Now he finds himself in the locker room of the world champions, one of the many pups allowed in the company of the stars during these early days of spring training.
"I'm having fun," he says. "It's a lot different than I'm used to. Just hanging around these guys, you can see how tight they are. You can see how they came together to win a World Series."
His career is back on track. He felt he was ready to resume serious throwing at last year's spring training, but the club elected to err on the side of caution, holding him back until June, when he was dispatched to Sarasota. He pitched 73 innings, going 3-6 with a 4.68 ERA. He gave up 84 hits, but the big number was 76. That was his strikeout total. Paired with just 20 walks, it showed that his stuff was coming back. After a stint in the Arizona Fall League, he now is being slotted to begin the season with Double A Portland in the Eastern League.
"He's making progress," confirms general manager Theo Epstein. "He's had a lot of maturation since his surgery and rehab. There's been a great two-way dialogue between himself and the major league development people. He understands what he needs to work on and how to go about it."
Delcarmen remains a power pitcher. His fastball is back up in the 90s. He augments his basic pitch with a curve and a changeup. All three still need refinement, as he strives to make the transition from thrower to pitcher.

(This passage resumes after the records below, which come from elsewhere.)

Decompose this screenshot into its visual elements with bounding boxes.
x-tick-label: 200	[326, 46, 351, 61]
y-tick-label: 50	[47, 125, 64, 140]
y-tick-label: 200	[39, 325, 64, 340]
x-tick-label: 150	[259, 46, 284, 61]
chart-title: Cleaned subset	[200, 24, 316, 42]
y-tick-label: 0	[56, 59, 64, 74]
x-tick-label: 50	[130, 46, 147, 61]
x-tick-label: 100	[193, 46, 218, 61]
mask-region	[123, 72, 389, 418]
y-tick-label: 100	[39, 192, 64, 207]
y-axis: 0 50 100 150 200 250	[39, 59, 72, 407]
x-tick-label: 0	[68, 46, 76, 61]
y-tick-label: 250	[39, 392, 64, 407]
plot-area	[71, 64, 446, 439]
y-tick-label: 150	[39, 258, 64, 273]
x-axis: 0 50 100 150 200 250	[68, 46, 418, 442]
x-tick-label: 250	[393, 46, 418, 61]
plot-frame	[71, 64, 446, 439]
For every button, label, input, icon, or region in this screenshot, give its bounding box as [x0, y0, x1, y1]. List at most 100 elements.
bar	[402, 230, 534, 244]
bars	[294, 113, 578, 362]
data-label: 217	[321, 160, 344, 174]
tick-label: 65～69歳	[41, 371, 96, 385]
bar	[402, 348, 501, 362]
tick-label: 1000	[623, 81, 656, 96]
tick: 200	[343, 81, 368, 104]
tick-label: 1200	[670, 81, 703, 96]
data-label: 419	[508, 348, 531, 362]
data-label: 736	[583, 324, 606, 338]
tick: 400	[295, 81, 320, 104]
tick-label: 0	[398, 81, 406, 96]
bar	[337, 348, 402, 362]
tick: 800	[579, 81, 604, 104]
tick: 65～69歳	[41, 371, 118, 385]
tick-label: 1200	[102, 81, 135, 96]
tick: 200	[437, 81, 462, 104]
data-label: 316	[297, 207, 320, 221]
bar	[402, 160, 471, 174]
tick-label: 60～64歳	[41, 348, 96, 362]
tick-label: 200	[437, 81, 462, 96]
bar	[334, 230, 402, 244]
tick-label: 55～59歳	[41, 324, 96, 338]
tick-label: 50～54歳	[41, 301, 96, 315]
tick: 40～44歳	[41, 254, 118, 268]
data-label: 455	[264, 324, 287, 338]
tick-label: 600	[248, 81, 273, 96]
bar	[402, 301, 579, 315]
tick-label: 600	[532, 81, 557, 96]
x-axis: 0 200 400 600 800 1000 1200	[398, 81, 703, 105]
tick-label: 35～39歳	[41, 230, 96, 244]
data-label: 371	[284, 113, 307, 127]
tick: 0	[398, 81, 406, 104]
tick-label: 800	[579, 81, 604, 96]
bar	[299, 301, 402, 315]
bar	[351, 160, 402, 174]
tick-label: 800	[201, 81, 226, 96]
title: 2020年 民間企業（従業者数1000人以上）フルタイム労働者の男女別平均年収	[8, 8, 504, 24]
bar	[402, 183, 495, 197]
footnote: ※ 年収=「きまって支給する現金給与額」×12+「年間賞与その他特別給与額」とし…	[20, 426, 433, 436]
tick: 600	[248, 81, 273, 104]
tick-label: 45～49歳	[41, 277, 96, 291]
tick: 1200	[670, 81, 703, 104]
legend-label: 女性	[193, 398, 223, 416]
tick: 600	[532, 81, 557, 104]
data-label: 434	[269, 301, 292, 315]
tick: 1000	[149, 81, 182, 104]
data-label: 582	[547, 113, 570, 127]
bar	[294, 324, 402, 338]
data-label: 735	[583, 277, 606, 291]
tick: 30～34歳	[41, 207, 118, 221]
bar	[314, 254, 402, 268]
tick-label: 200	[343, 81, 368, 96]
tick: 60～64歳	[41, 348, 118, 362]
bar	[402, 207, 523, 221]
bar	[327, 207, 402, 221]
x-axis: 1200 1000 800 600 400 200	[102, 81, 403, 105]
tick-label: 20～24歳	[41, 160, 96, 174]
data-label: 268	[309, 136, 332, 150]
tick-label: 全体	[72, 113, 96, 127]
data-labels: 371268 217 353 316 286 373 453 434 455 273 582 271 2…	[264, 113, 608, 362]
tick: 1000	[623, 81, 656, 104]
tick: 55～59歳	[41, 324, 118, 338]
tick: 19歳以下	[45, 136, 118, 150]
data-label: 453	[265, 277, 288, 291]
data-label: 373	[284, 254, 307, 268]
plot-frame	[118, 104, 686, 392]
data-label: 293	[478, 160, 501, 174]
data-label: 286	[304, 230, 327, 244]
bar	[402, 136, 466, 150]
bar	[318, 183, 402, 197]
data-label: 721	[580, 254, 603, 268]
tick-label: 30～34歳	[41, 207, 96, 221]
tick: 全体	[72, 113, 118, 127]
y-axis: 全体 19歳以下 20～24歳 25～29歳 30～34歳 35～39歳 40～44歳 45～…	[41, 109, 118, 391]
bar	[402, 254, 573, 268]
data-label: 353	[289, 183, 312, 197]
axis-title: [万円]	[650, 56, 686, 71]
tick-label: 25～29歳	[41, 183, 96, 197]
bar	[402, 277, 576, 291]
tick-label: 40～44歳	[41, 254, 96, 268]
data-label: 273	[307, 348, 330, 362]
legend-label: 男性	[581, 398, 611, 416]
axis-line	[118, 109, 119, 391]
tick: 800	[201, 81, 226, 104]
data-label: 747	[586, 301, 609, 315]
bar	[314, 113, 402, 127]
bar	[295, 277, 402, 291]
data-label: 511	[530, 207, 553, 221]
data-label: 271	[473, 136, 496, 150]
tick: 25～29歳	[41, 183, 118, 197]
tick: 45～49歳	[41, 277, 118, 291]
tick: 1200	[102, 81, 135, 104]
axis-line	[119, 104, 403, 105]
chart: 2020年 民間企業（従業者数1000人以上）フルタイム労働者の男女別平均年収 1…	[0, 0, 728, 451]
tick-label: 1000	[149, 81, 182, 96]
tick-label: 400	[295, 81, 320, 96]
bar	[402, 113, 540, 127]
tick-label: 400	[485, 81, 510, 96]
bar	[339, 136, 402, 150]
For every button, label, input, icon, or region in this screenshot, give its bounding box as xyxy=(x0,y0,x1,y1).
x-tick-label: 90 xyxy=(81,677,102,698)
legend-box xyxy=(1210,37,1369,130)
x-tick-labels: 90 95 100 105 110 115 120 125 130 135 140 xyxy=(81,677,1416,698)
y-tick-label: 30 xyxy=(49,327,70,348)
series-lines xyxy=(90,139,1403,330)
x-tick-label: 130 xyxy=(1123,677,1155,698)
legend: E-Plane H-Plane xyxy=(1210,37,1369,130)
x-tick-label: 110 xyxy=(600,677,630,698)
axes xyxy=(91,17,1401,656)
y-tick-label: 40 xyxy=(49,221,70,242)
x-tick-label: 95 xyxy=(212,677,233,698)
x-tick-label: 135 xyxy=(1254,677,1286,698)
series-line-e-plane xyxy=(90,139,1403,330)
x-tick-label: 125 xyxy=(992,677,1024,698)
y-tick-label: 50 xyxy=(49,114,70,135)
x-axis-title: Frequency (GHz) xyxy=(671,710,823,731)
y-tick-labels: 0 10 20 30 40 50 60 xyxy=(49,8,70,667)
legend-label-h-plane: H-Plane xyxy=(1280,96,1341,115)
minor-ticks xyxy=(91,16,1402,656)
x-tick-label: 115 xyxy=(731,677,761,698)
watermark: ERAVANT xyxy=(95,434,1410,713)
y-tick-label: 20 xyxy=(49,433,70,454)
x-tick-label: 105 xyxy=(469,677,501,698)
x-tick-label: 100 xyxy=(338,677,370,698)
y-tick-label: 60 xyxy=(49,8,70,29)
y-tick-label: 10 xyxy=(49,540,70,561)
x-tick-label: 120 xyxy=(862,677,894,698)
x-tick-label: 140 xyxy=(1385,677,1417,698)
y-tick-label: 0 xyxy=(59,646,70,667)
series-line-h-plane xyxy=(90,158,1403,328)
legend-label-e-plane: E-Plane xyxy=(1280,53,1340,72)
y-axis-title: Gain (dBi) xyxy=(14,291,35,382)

"My changeup is a lot better," he says, "but my curveball is not where I need it to be."
Of course, a lot of 23-year-olds in a lot of organizations have that same equipment. A lot of things will determine which of them ever will hear their names announced in a big league game, and very few of them have to do with raw ability. They all have that.
What's between the ears is always the difference, and that's one reason Delcarmen is so grateful to have this opportunity to be in the big league camp.
"You can see the consistency of these big league guys as they go about their business," he explains. "When you get to their level, so much of it is about preparation."
Delcarmen smiles when he thinks of the kid who was drafted by the Red Sox so long ago. "High school," he says, "was easy."
It's always easy when all you have to do is rear back and throw.
One of the reasons those low-level minor league managers never can be paid enough is that they have to put up with the basic instability of kids who are facing athletic frustration, and sometimes outright failure, for the first time in their lives. Delcarmen's baptismal year in the Gulf Coast League was overtly successful (4-2, 2.54, 62 strikeouts, and 19 walks in 46 innings), but there were moments of stress, and he had to learn how to handle them.
"You have to learn that if you have a bad outing you must let it go," he explains. "Right now, I think my head's on straight. I feel strong mentally."
The ice bags are an unfortunate part of the deal now, but at least there is a deal. Not too long ago, Manny Delcarmen feared he was heading home. Now it's Fort Myers today and Portland tomorrow. Life is good for the kid from Hyde Park.